I am going to try the Florastor. I have been taking probiotics and drinking kiefer I still am on Vanco but getting nervous because my taper is almost done. If I eat meat my colon has spasms and I begin going to the bathroom again. I have not had diarrhea but frequently go to the bathroom. I have to use tucks because I go so often. Did you have side affects from the Florastor or the dificid? Sorry forgot to ask how are you doing? I didn’t mean to go on about myself. I am grateful I have someone to talk to who understands how much this thing changes your life and how frustrating it is to not feel like it will ever end. I hope you had a great Christmas and hope theNew Year is a great one.

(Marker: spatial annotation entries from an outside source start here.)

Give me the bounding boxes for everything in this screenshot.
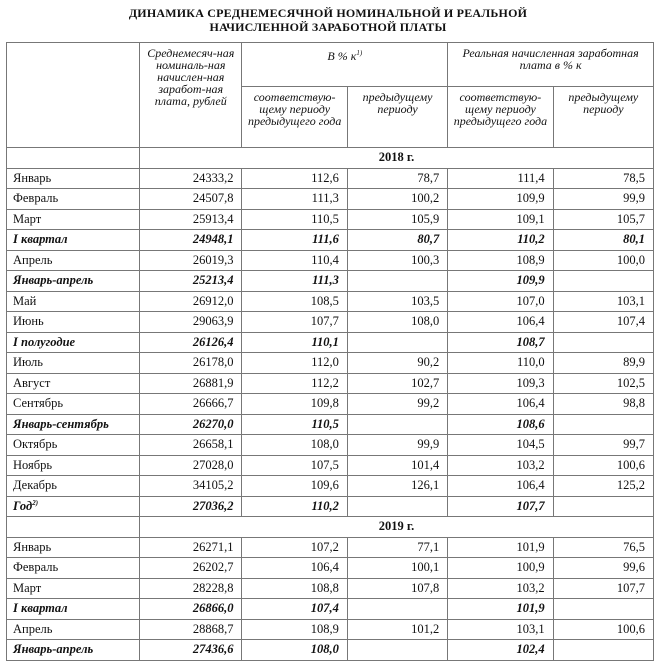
- cell-nominal-same-period: 108,9: [242, 619, 347, 640]
- cell-nominal-prev-period: [347, 599, 447, 620]
- cell-real-same-period: 108,6: [448, 414, 553, 435]
- cell-avg-wage: 29063,9: [140, 312, 242, 333]
- cell-real-same-period: 108,7: [448, 332, 553, 353]
- cell-real-prev-period: [553, 271, 653, 292]
- cell-avg-wage: 26271,1: [140, 537, 242, 558]
- cell-real-prev-period: 76,5: [553, 537, 653, 558]
- cell-real-same-period: 109,9: [448, 271, 553, 292]
- cell-avg-wage: 26202,7: [140, 558, 242, 579]
- row-label: [7, 476, 140, 497]
- cell-avg-wage: 25213,4: [140, 271, 242, 292]
- table-row: [7, 455, 654, 476]
- cell-nominal-prev-period: 105,9: [347, 209, 447, 230]
- cell-real-same-period: 109,3: [448, 373, 553, 394]
- table-row: [7, 435, 654, 456]
- cell-real-same-period: 106,4: [448, 476, 553, 497]
- table-body: [7, 148, 654, 661]
- cell-avg-wage: 26658,1: [140, 435, 242, 456]
- cell-real-same-period: 108,9: [448, 250, 553, 271]
- cell-avg-wage: 26881,9: [140, 373, 242, 394]
- row-label-text: I полугодие: [13, 334, 76, 349]
- cell-avg-wage: 26019,3: [140, 250, 242, 271]
- row-label-text: Август: [13, 375, 51, 390]
- cell-nominal-prev-period: 77,1: [347, 537, 447, 558]
- year-label: 2018 г.: [140, 148, 654, 169]
- table-row: [7, 558, 654, 579]
- header-nominal-prev-period: предыдущему периоду: [347, 87, 447, 148]
- cell-real-same-period: 107,0: [448, 291, 553, 312]
- row-label: [7, 168, 140, 189]
- row-label: [7, 599, 140, 620]
- cell-real-prev-period: [553, 332, 653, 353]
- table-row: [7, 640, 654, 661]
- cell-real-prev-period: 98,8: [553, 394, 653, 415]
- cell-nominal-prev-period: 102,7: [347, 373, 447, 394]
- cell-avg-wage: 27028,0: [140, 455, 242, 476]
- cell-nominal-same-period: 110,5: [242, 414, 347, 435]
- row-label: [7, 558, 140, 579]
- title-line-1: ДИНАМИКА СРЕДНЕМЕСЯЧНОЙ НОМИНАЛЬНОЙ И РЕАЛЬНОЙ: [128, 6, 528, 20]
- header-nominal-pct-note: 1): [356, 49, 363, 57]
- cell-nominal-same-period: 108,0: [242, 435, 347, 456]
- cell-real-prev-period: 107,7: [553, 578, 653, 599]
- cell-real-prev-period: 100,6: [553, 455, 653, 476]
- cell-avg-wage: 28228,8: [140, 578, 242, 599]
- cell-real-prev-period: 100,0: [553, 250, 653, 271]
- row-label-text: Июль: [13, 355, 43, 370]
- cell-nominal-same-period: 111,3: [242, 189, 347, 210]
- cell-real-prev-period: 125,2: [553, 476, 653, 497]
- cell-real-prev-period: 99,6: [553, 558, 653, 579]
- header-nominal-pct: [242, 43, 448, 87]
- row-label-text: Январь-сентябрь: [13, 416, 109, 431]
- cell-nominal-same-period: 111,6: [242, 230, 347, 251]
- header-nominal-pct-text: В % к: [327, 49, 357, 63]
- cell-nominal-same-period: 107,4: [242, 599, 347, 620]
- row-label-text: Январь: [13, 539, 52, 554]
- cell-real-same-period: 103,2: [448, 455, 553, 476]
- cell-nominal-prev-period: 100,3: [347, 250, 447, 271]
- table-row: [7, 353, 654, 374]
- row-label: [7, 189, 140, 210]
- row-label: [7, 619, 140, 640]
- header-label-col: [7, 43, 140, 148]
- row-label: [7, 578, 140, 599]
- cell-avg-wage: 27436,6: [140, 640, 242, 661]
- cell-real-prev-period: 105,7: [553, 209, 653, 230]
- cell-avg-wage: 24507,8: [140, 189, 242, 210]
- row-label: [7, 373, 140, 394]
- row-label: [7, 435, 140, 456]
- cell-avg-wage: 27036,2: [140, 496, 242, 517]
- row-label: [7, 640, 140, 661]
- header-avg-wage: Среднемесяч-ная номиналь-ная начислен-ная заработ-ная плата, рублей: [140, 43, 242, 148]
- row-label-text: I квартал: [13, 601, 68, 616]
- table-row: [7, 476, 654, 497]
- header-real-prev-period: предыдущему периоду: [553, 87, 653, 148]
- wage-table: [6, 42, 654, 661]
- cell-real-prev-period: 99,7: [553, 435, 653, 456]
- row-label: [7, 496, 140, 517]
- row-label: [7, 353, 140, 374]
- cell-real-same-period: 100,9: [448, 558, 553, 579]
- cell-real-prev-period: 102,5: [553, 373, 653, 394]
- cell-nominal-same-period: 110,4: [242, 250, 347, 271]
- table-row: [7, 578, 654, 599]
- cell-nominal-same-period: 112,2: [242, 373, 347, 394]
- cell-nominal-same-period: 112,6: [242, 168, 347, 189]
- cell-real-prev-period: [553, 599, 653, 620]
- cell-nominal-prev-period: 100,2: [347, 189, 447, 210]
- cell-avg-wage: 26666,7: [140, 394, 242, 415]
- row-label-text: Апрель: [13, 252, 53, 267]
- header-real-same-period: соответствую-щему периоду предыдущего года: [448, 87, 553, 148]
- cell-avg-wage: 24948,1: [140, 230, 242, 251]
- table-row: [7, 250, 654, 271]
- cell-nominal-same-period: 108,5: [242, 291, 347, 312]
- row-label: [7, 230, 140, 251]
- cell-avg-wage: 26270,0: [140, 414, 242, 435]
- row-label-text: I квартал: [13, 232, 68, 247]
- row-label-text: Январь-апрель: [13, 642, 94, 657]
- cell-real-prev-period: 89,9: [553, 353, 653, 374]
- table-row: [7, 373, 654, 394]
- table-row: [7, 537, 654, 558]
- cell-real-same-period: 101,9: [448, 599, 553, 620]
- cell-nominal-prev-period: 101,4: [347, 455, 447, 476]
- cell-real-prev-period: 80,1: [553, 230, 653, 251]
- cell-real-prev-period: 78,5: [553, 168, 653, 189]
- year-row-spacer: [7, 517, 140, 538]
- cell-nominal-same-period: 108,8: [242, 578, 347, 599]
- cell-real-same-period: 106,4: [448, 394, 553, 415]
- cell-real-same-period: 101,9: [448, 537, 553, 558]
- cell-real-prev-period: 100,6: [553, 619, 653, 640]
- row-label-text: Январь-апрель: [13, 273, 94, 288]
- header-row-1: [7, 43, 654, 87]
- cell-real-same-period: 103,1: [448, 619, 553, 640]
- cell-nominal-same-period: 107,2: [242, 537, 347, 558]
- row-label-text: Март: [13, 211, 42, 226]
- cell-avg-wage: 34105,2: [140, 476, 242, 497]
- cell-nominal-same-period: 106,4: [242, 558, 347, 579]
- cell-nominal-same-period: 110,5: [242, 209, 347, 230]
- cell-real-same-period: 107,7: [448, 496, 553, 517]
- table-row: [7, 291, 654, 312]
- row-label: [7, 332, 140, 353]
- cell-real-same-period: 111,4: [448, 168, 553, 189]
- cell-nominal-prev-period: [347, 640, 447, 661]
- cell-nominal-prev-period: 107,8: [347, 578, 447, 599]
- row-label: [7, 312, 140, 333]
- cell-nominal-prev-period: 99,2: [347, 394, 447, 415]
- row-label: [7, 394, 140, 415]
- row-label: [7, 455, 140, 476]
- row-label-text: Ноябрь: [13, 457, 53, 472]
- cell-nominal-same-period: 109,6: [242, 476, 347, 497]
- row-label-text: Декабрь: [13, 478, 57, 493]
- cell-real-prev-period: 99,9: [553, 189, 653, 210]
- cell-nominal-prev-period: [347, 271, 447, 292]
- cell-avg-wage: 24333,2: [140, 168, 242, 189]
- cell-nominal-prev-period: 78,7: [347, 168, 447, 189]
- table-row: [7, 168, 654, 189]
- cell-avg-wage: 26866,0: [140, 599, 242, 620]
- row-label-text: Апрель: [13, 621, 53, 636]
- cell-nominal-same-period: 107,5: [242, 455, 347, 476]
- cell-real-prev-period: [553, 640, 653, 661]
- cell-real-same-period: 110,0: [448, 353, 553, 374]
- cell-real-prev-period: 107,4: [553, 312, 653, 333]
- cell-real-same-period: 104,5: [448, 435, 553, 456]
- table-row: [7, 394, 654, 415]
- row-label: [7, 414, 140, 435]
- table-row: [7, 230, 654, 251]
- cell-real-prev-period: [553, 496, 653, 517]
- row-label-text: Февраль: [13, 191, 59, 206]
- year-label: 2019 г.: [140, 517, 654, 538]
- cell-avg-wage: 26126,4: [140, 332, 242, 353]
- cell-real-prev-period: [553, 414, 653, 435]
- table-row: [7, 189, 654, 210]
- cell-nominal-same-period: 108,0: [242, 640, 347, 661]
- row-label-text: Февраль: [13, 560, 59, 575]
- row-label: [7, 209, 140, 230]
- table-row: [7, 332, 654, 353]
- cell-nominal-same-period: 111,3: [242, 271, 347, 292]
- cell-nominal-prev-period: 100,1: [347, 558, 447, 579]
- cell-nominal-prev-period: 101,2: [347, 619, 447, 640]
- cell-avg-wage: 28868,7: [140, 619, 242, 640]
- header-real-wage: Реальная начисленная заработная плата в % к: [448, 43, 654, 87]
- title-line-2: НАЧИСЛЕННОЙ ЗАРАБОТНОЙ ПЛАТЫ: [209, 20, 447, 34]
- row-label-text: Январь: [13, 170, 52, 185]
- cell-real-same-period: 109,1: [448, 209, 553, 230]
- row-label-note: 2): [32, 498, 39, 507]
- table-row: [7, 619, 654, 640]
- cell-avg-wage: 25913,4: [140, 209, 242, 230]
- row-label: [7, 271, 140, 292]
- row-label: [7, 291, 140, 312]
- cell-nominal-same-period: 110,1: [242, 332, 347, 353]
- cell-nominal-prev-period: 80,7: [347, 230, 447, 251]
- table-title: [0, 0, 656, 34]
- cell-nominal-same-period: 112,0: [242, 353, 347, 374]
- cell-avg-wage: 26912,0: [140, 291, 242, 312]
- row-label-text: Год: [13, 498, 33, 513]
- cell-nominal-same-period: 107,7: [242, 312, 347, 333]
- cell-real-same-period: 109,9: [448, 189, 553, 210]
- table-row: [7, 271, 654, 292]
- cell-real-prev-period: 103,1: [553, 291, 653, 312]
- cell-nominal-prev-period: 108,0: [347, 312, 447, 333]
- table-row: [7, 209, 654, 230]
- cell-real-same-period: 102,4: [448, 640, 553, 661]
- table-row: [7, 414, 654, 435]
- table-row: [7, 599, 654, 620]
- row-label-text: Май: [13, 293, 37, 308]
- cell-nominal-prev-period: 126,1: [347, 476, 447, 497]
- cell-real-same-period: 103,2: [448, 578, 553, 599]
- table-row: [7, 496, 654, 517]
- cell-real-same-period: 110,2: [448, 230, 553, 251]
- year-row: [7, 148, 654, 169]
- cell-avg-wage: 26178,0: [140, 353, 242, 374]
- cell-nominal-prev-period: 90,2: [347, 353, 447, 374]
- cell-nominal-prev-period: [347, 414, 447, 435]
- table-row: [7, 312, 654, 333]
- row-label-text: Март: [13, 580, 42, 595]
- cell-nominal-prev-period: [347, 496, 447, 517]
- cell-nominal-same-period: 109,8: [242, 394, 347, 415]
- cell-nominal-same-period: 110,2: [242, 496, 347, 517]
- header-nominal-same-period: соответствую-щему периоду предыдущего года: [242, 87, 347, 148]
- row-label-text: Июнь: [13, 314, 44, 329]
- row-label-text: Сентябрь: [13, 396, 64, 411]
- row-label: [7, 250, 140, 271]
- year-row: [7, 517, 654, 538]
- cell-nominal-prev-period: [347, 332, 447, 353]
- cell-real-same-period: 106,4: [448, 312, 553, 333]
- year-row-spacer: [7, 148, 140, 169]
- row-label: [7, 537, 140, 558]
- row-label-text: Октябрь: [13, 437, 58, 452]
- cell-nominal-prev-period: 103,5: [347, 291, 447, 312]
- cell-nominal-prev-period: 99,9: [347, 435, 447, 456]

@losthope I didn't have any side affects with Dificid or Florastor. I have a lot of gas when I first get up in the morning but I'm not sure if that is from the probiotic. Yesterday marked two months since I took the last Dificid. This is the longest I've gone without a C.diff episode since my first one this past April. When I finished the Vanco taper, I was good for three weeks before the 4th bout of C.diff hit. I understand completely what you are going through. It's like we live it fear with "if and when" it will hit again. You feel trapped in your own home. And unless you've had it, people don't really understand. You can say it's like having the flu, but it really isn't. It's something I wouldn't wish on my worst enemy. And to think I got it from taking Clindamycin. Something that's suppose to make you better. I, like you, was so nervous when I ended the Vanco taper. I remember we had relatives visiting us from MN over Labor Day weekend and I was so thankful that my last pill was on Labor Day. I knew I would be okay while the relatives were here. Having C.diff makes you worry about planning anything where you may have to leave your home. Please keep us updated how you're doing.

@pines, with C-Diff are bowels green? Mine are...
Am on 2nd tolume round with Vancomycin, will wind it up while I am out if the country, hoping I have at least a week or two before it rears it’s ugly head again...in time to get back home.

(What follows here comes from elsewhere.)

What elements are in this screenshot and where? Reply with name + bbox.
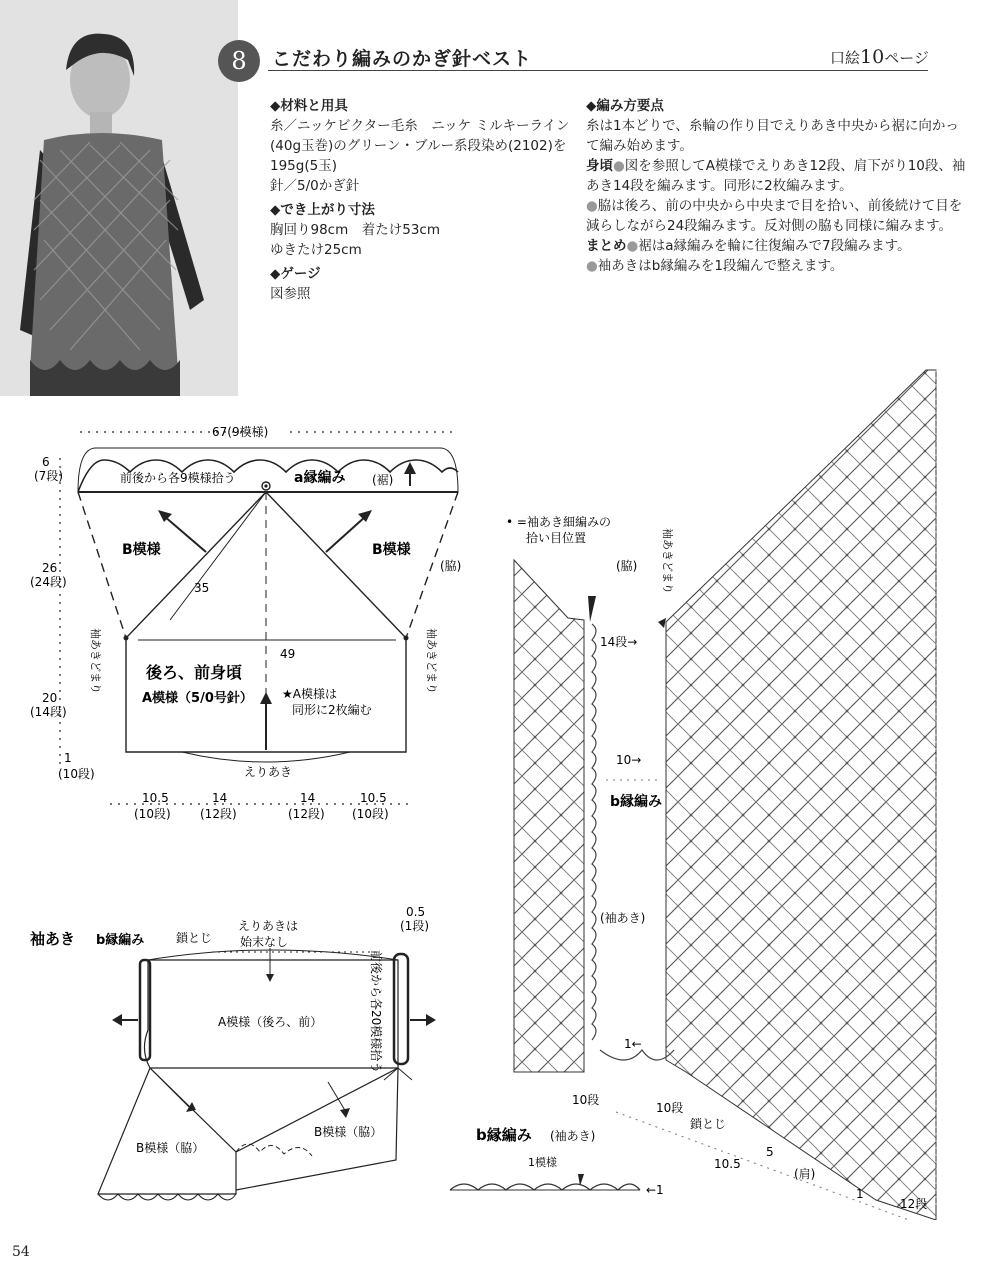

@serenityva I recall you were planning a trip to Thailand after Christmas. It would be nice if your doctor would give you enough Vanco so you could stay on that during your trip. I did the Vanco taper so at the end of the 5 weeks, I was only taking one every other day. But it kept the C.diff spores at bay for three weeks after I finished it. My bowel movements (BM's) were never green as you said yours are. During a couple of the bouts that were most severe, I started having a lot of puss like BM's that were more of an orange in color. You might want to check with your doctor.

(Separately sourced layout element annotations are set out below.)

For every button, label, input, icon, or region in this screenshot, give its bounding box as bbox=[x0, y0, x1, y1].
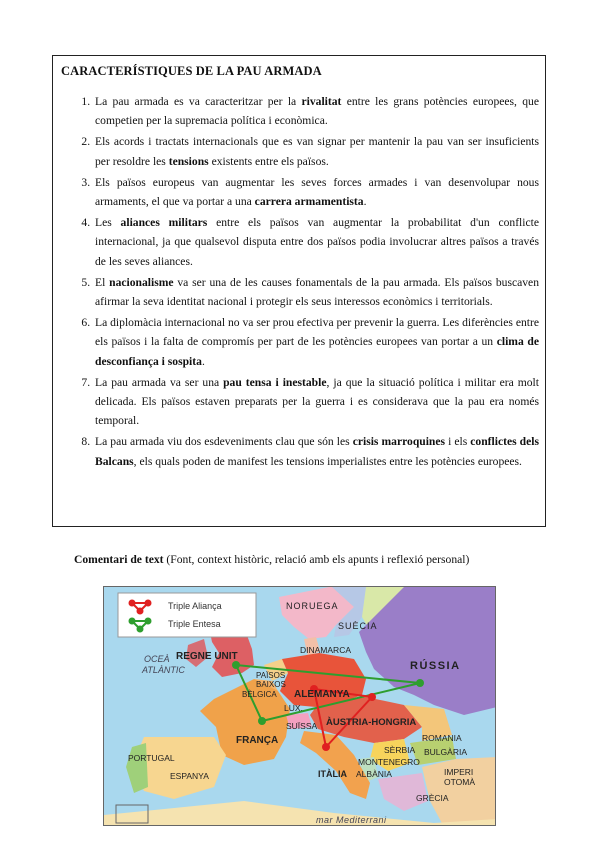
label-mar: mar Mediterrani bbox=[316, 815, 387, 825]
entente-node-franca bbox=[258, 717, 266, 725]
item-keyword: crisis marroquines bbox=[352, 435, 446, 449]
label-regne-unit: REGNE UNIT bbox=[176, 651, 238, 662]
label-paisos-1: PAÏSOS bbox=[256, 671, 286, 680]
label-portugal: PORTUGAL bbox=[128, 753, 175, 763]
entente-node-uk bbox=[232, 661, 240, 669]
item-text: El bbox=[95, 275, 110, 289]
label-suissa: SUÏSSA bbox=[286, 721, 318, 731]
item-keyword: rivalitat bbox=[301, 95, 342, 108]
label-franca: FRANÇA bbox=[236, 735, 279, 746]
label-alemanya: ALEMANYA bbox=[294, 689, 350, 700]
characteristic-item bbox=[93, 313, 539, 371]
comment-instruction bbox=[74, 553, 469, 566]
item-keyword: pau tensa i inestable bbox=[223, 375, 327, 389]
item-text: entre els països van augmentar la probabilitat d'un conflicte internacional, ja que qualsevol disputa entre dos països podia involucrar altres països a través de les seves aliances. bbox=[95, 216, 540, 268]
item-text: i els bbox=[445, 435, 471, 449]
label-paisos-2: BAIXOS bbox=[256, 680, 286, 689]
item-text: La diplomàcia internacional no va ser prou efectiva per prevenir la guerra. Les diferències entre els països i la falta de compromís per part de les potències europees van portar a un bbox=[95, 316, 539, 349]
item-keyword: tensions bbox=[168, 154, 209, 168]
item-text: Els acords i tractats internacionals que es van signar per mantenir la pau van ser insuficients per resoldre les bbox=[95, 135, 539, 168]
label-noruega: NORUEGA bbox=[286, 601, 339, 611]
comment-bold: Comentari de text bbox=[74, 553, 164, 566]
label-belgica: BÈLGICA bbox=[242, 690, 277, 699]
item-keyword: aliances militars bbox=[120, 216, 208, 230]
item-text: va ser una de les causes fonamentals de la pau armada. Els països buscaven afirmar la seva identitat nacional i protegir els seus interessos econòmics i territorials. bbox=[95, 275, 539, 309]
label-grecia: GRÈCIA bbox=[416, 793, 449, 803]
alliance-node-italia bbox=[322, 743, 330, 751]
item-keyword: carrera armamentista bbox=[254, 195, 364, 209]
item-keyword: nacionalisme bbox=[109, 275, 174, 289]
characteristic-item bbox=[93, 432, 539, 470]
characteristics-list bbox=[53, 92, 547, 473]
item-text: , els quals poden de manifest les tensions imperialistes entre les potències europees. bbox=[133, 454, 522, 468]
label-servia: SÈRBIA bbox=[384, 745, 416, 755]
label-russia: RÚSSIA bbox=[410, 660, 461, 672]
characteristic-item bbox=[93, 132, 539, 170]
label-bulgaria: BULGÀRIA bbox=[424, 747, 467, 757]
item-keyword: conflictes dels Balcans bbox=[95, 435, 539, 468]
alliance-node-austria bbox=[368, 693, 376, 701]
label-montenegro: MONTENEGRO bbox=[358, 757, 420, 767]
characteristic-item bbox=[93, 273, 539, 311]
item-keyword: clima de desconfiança i sospita bbox=[95, 335, 539, 368]
label-imperi-2: OTOMÀ bbox=[444, 777, 476, 787]
characteristic-item bbox=[93, 92, 539, 130]
item-text: entre les grans potències europees, que competien per la supremacia política i econòmica. bbox=[95, 95, 539, 128]
label-suecia: SUÈCIA bbox=[338, 621, 378, 631]
characteristic-item bbox=[93, 213, 539, 271]
comment-rest: (Font, context històric, relació amb els apunts i reflexió personal) bbox=[163, 553, 470, 566]
label-austria: ÀUSTRIA-HONGRIA bbox=[326, 717, 417, 728]
legend-entente-label: Triple Entesa bbox=[168, 619, 221, 629]
legend-alliance-label: Triple Aliança bbox=[168, 601, 222, 611]
item-text: . bbox=[201, 354, 205, 368]
item-text: La pau armada viu dos esdeveniments clau que són les bbox=[95, 435, 353, 449]
europe-alliances-map bbox=[103, 586, 496, 826]
entente-node-russia bbox=[416, 679, 424, 687]
item-text: La pau armada es va caracteritzar per la bbox=[95, 95, 302, 108]
characteristic-item bbox=[93, 173, 539, 211]
box-title: CARACTERÍSTIQUES DE LA PAU ARMADA bbox=[61, 64, 322, 78]
label-ocea-1: OCEÀ bbox=[144, 654, 170, 664]
characteristic-item bbox=[93, 373, 539, 431]
item-text: Els països europeus van augmentar les seves forces armades i van desenvolupar nous armaments, el que va portar a una bbox=[95, 175, 539, 209]
label-italia: ITÀLIA bbox=[318, 769, 347, 779]
characteristics-box bbox=[52, 55, 546, 527]
item-text: , ja que la situació política i militar era molt delicada. Els països estaven preparats per la guerra i es considerava que la pau era només temporal. bbox=[95, 375, 539, 428]
item-text: Les bbox=[95, 216, 121, 230]
item-text: . bbox=[363, 195, 367, 209]
label-lux: LUX. bbox=[284, 703, 303, 713]
label-albania: ALBÀNIA bbox=[356, 769, 392, 779]
label-romania: ROMANIA bbox=[422, 733, 462, 743]
item-text: existents entre els països. bbox=[208, 154, 329, 168]
map-svg bbox=[104, 587, 496, 826]
label-imperi-1: IMPERI bbox=[444, 767, 474, 777]
label-dinamarca: DINAMARCA bbox=[300, 645, 352, 655]
label-espanya: ESPANYA bbox=[170, 771, 209, 781]
label-ocea-2: ATLÀNTIC bbox=[142, 665, 185, 675]
item-text: La pau armada va ser una bbox=[95, 375, 224, 389]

No green stool just small and narrow. I find I just can’t wipe myself enough gel like leaking. Going to talk to GI. The smell has gone but still a lot of bowel movements

@losthope @serenityva With my first bout, I had a lot of "gel like" stools. When reading everything I could about C.diff, I also found articles with photos of exactly what my BM's were like. The "gel like" is actually puss and sloughing of the colon lining and would float in the water. I never in my like thought I would be talking to people about BM's. How things change after 4 bouts of C.diff for me. And yes, they were very narrow, almost pencil like in size.